У Гены было 105 общих (по 48 страниц каждая) мелко исписанных тетрадей в чёрной обложке под кожу. Все они были аккуратно сложены на двух полках шкафа в нашей комнате. В этих тетрадях Геной были тщательно законспектированы все известные на то время работы Ленина, а также почти все труды Маркса и основные творения Энгельса. На верхней полке возвышенно расположились 55 тетрадей, соответствующих 55 томам полного собрания сочинений Ленина, а на нижней – остальные 50, соответствующие 50 томам полного собрания сочинений Маркса и Энгельса. Как правило, перед обедом Гена имел серьёзные угрызения совести перед товарищем Марксом и особо серьёзные – перед товарищем Энгельсом, из-за того, что не сумел закончить свой фундаментальный труд по полному конспектированию их трудов до начала учебного года в университете.

Он, как и Владимир Ильич перед выступлением на заводе Михельсона, всегда ходил в белой сорочке, в кепке, без шарфа и при очень узком чёрном галстуке. В начале ноября Гена подхватил воспаление лёгких, попал в больницу и больше в университет не вернулся. С тех пор я никогда в жизни его не видел. Несколько лет спустя, щёлкая кедровые орешки с друзьями в телевизионной комнате общежития, я мельком увидел в новостях блондина в рядах колумбийской революционной бригады. На мгновение мне показалось, что это был Гена.

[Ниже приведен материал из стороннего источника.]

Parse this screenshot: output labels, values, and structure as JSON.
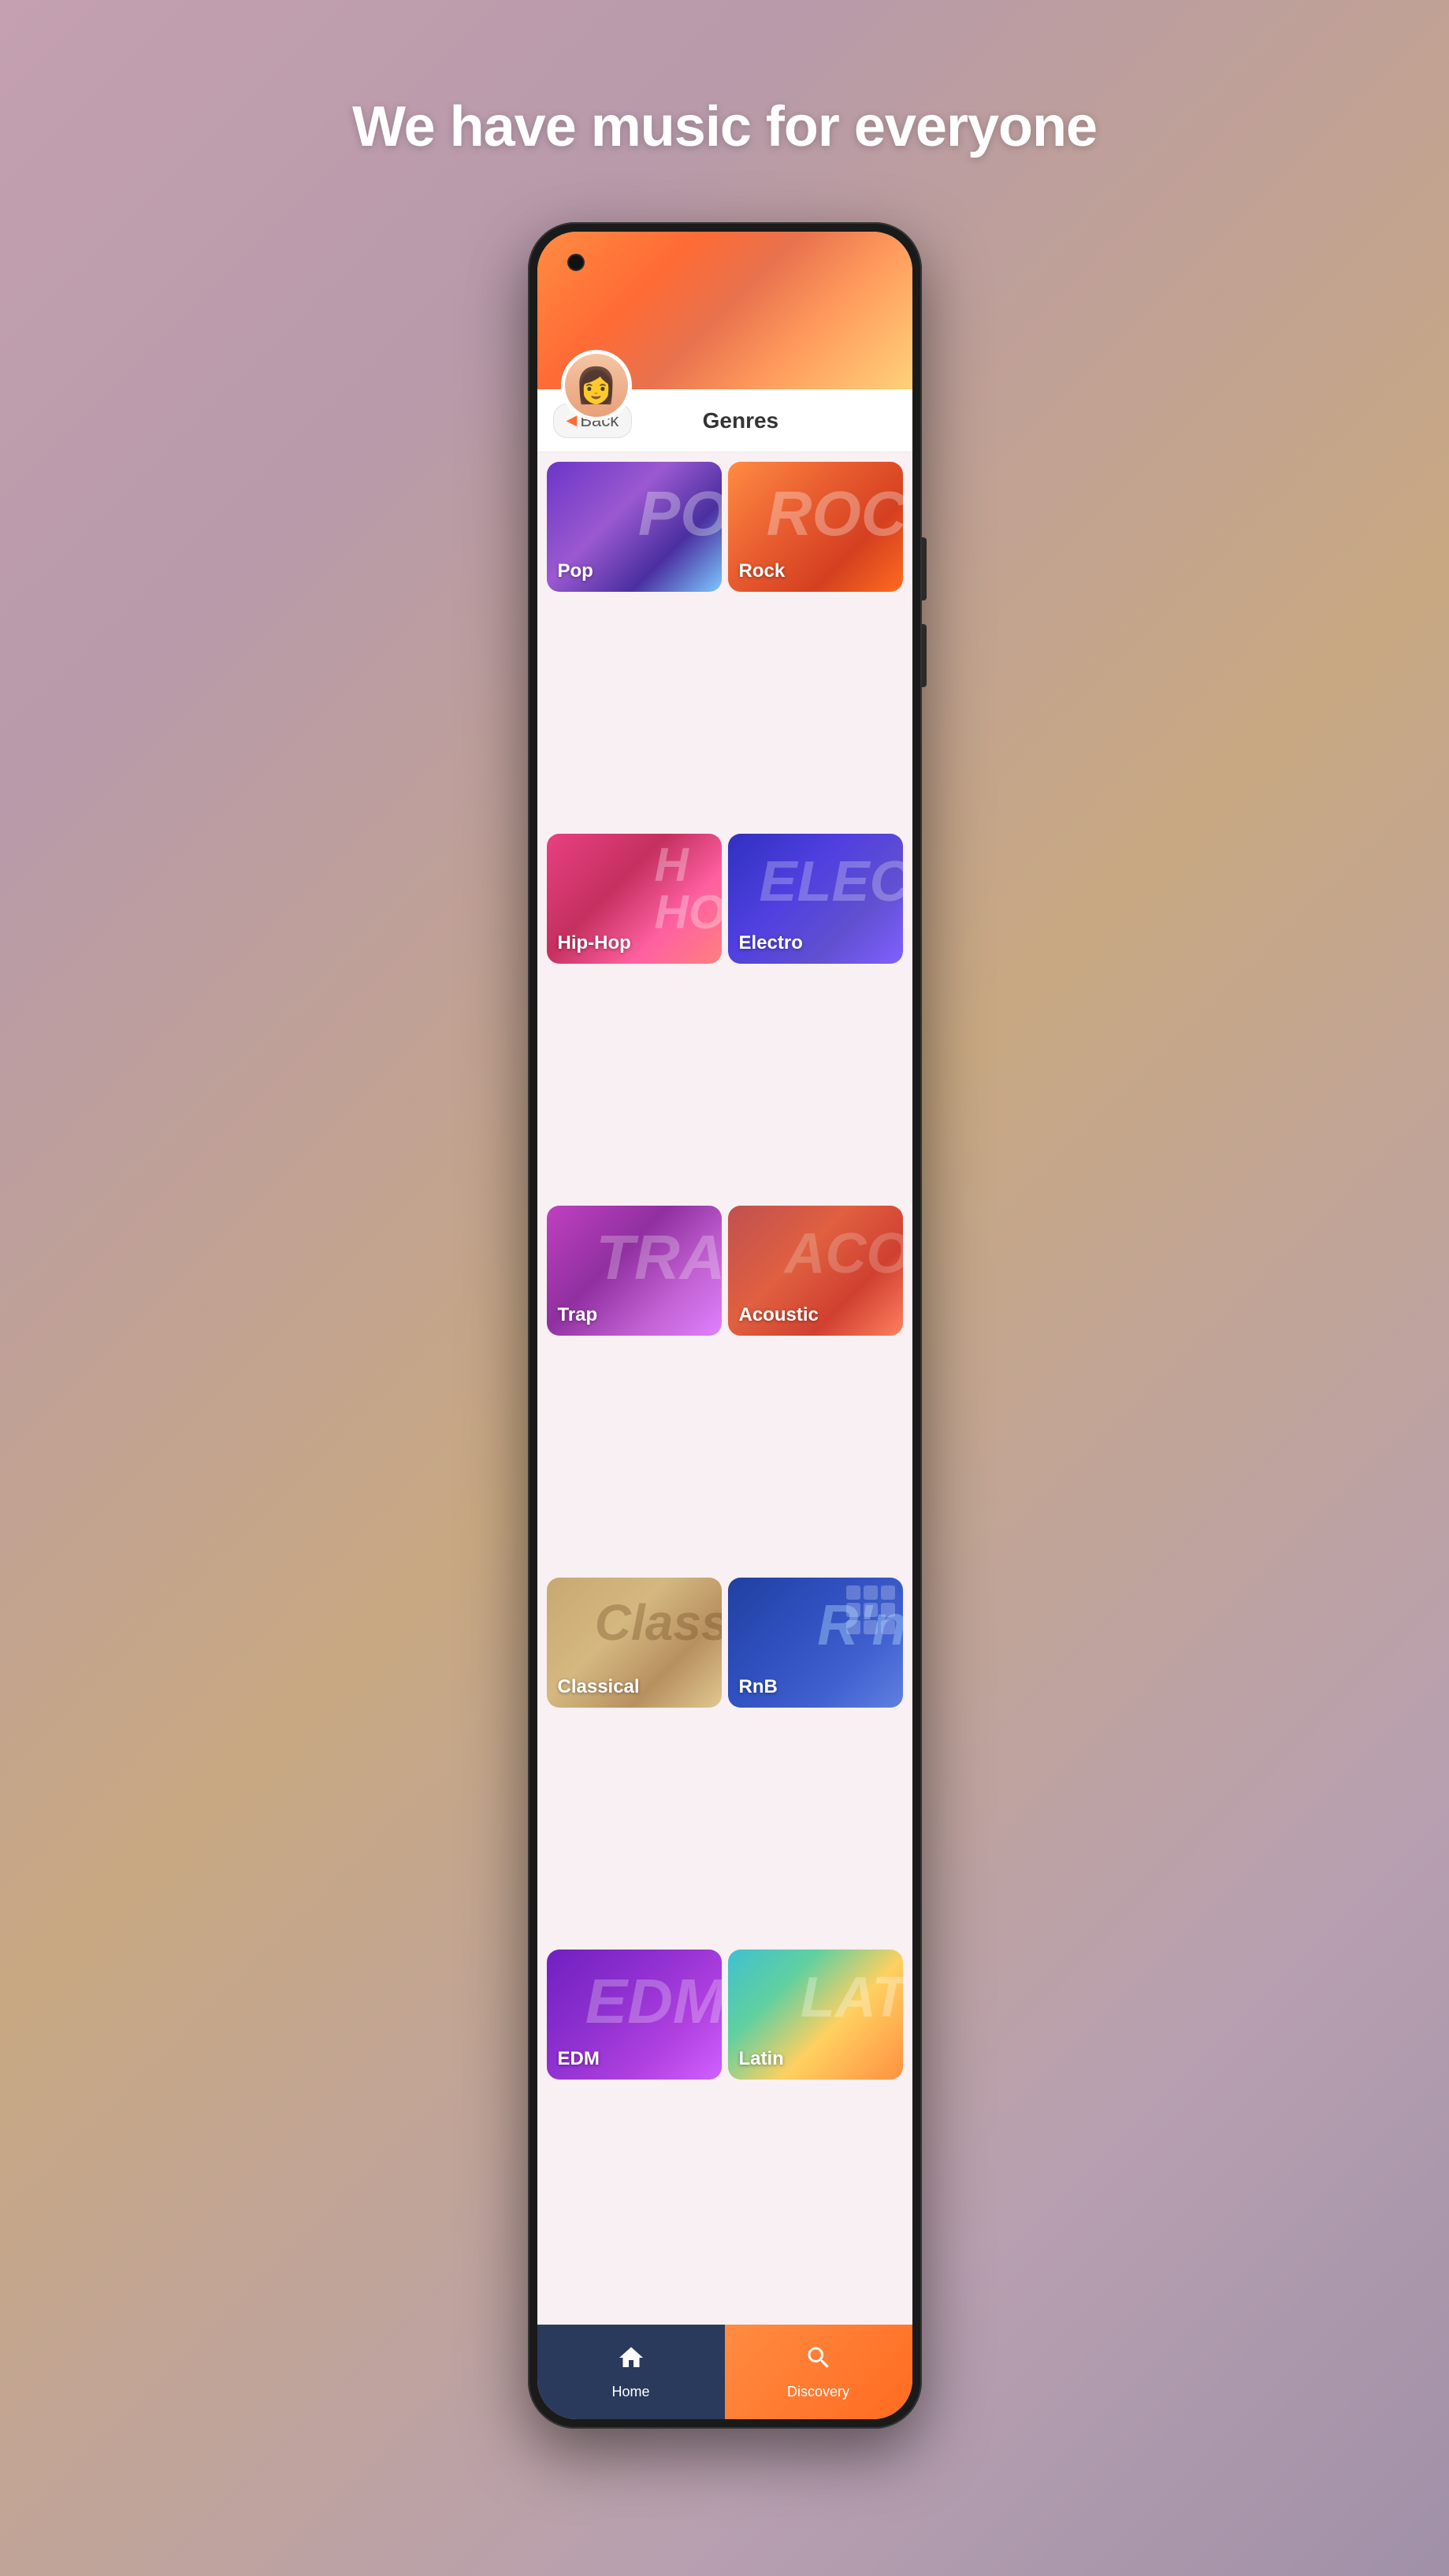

Юра Орешников – из пролетариев и после армии. Служил в караульных войсках. Его окружали столбы и столбики, на которых висела колючая проволока. Возможно, поэтому он решил написать формулу траектории тени конца столба. С задачей не справился, хотя работал над ней круглосуточно. К концу декабря ему стало ясно, что ни один зачёт он не сдаст, как и ни один экзамен. Как-то по-другому он представлял себе процесс написания формул вообще и тени конца столба в частности. Не дожидаясь сессии, вернулся на родной Сахалин, где охотно занялся каким-то видом простого пролетарского труда.

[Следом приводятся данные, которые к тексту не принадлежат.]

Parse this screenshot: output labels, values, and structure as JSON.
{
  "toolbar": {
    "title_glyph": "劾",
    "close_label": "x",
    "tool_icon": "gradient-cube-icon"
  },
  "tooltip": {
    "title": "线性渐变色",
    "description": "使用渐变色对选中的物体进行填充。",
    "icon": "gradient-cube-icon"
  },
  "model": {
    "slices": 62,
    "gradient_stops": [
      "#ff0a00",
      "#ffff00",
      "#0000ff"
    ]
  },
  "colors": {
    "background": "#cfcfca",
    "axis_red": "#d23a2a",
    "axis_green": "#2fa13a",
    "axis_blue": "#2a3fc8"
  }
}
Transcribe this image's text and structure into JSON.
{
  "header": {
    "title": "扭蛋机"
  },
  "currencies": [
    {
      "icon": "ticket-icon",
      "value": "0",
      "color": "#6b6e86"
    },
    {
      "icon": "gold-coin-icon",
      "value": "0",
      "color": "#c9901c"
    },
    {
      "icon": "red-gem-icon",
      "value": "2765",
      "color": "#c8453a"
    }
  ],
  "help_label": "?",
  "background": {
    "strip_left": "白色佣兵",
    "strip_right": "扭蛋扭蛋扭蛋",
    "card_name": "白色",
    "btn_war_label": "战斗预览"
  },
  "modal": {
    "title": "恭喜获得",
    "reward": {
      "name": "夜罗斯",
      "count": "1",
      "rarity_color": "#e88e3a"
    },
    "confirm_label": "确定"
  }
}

Боря Шапиро, как я уже писал, из Средней Азии, поэтому был скрытен и утончён, как весь Восток. Но мне с ним было хорошо, мы нашли много общих тем. Боря тоже немного баловался в прошлом малярничаньем. Правда, это никогда не было его основным занятием: с доходом в семье Бори было всё в порядке. Просто папа Бори хотел, чтобы у сына за плечами была хоть одна профессия обычных, простых людей. Параллельно Боря посещал элитную музыкальную школу для детей баев, где выучился играть на аккордеоне не хуже черновицкого музыканта-виртуоза Яши Табачника.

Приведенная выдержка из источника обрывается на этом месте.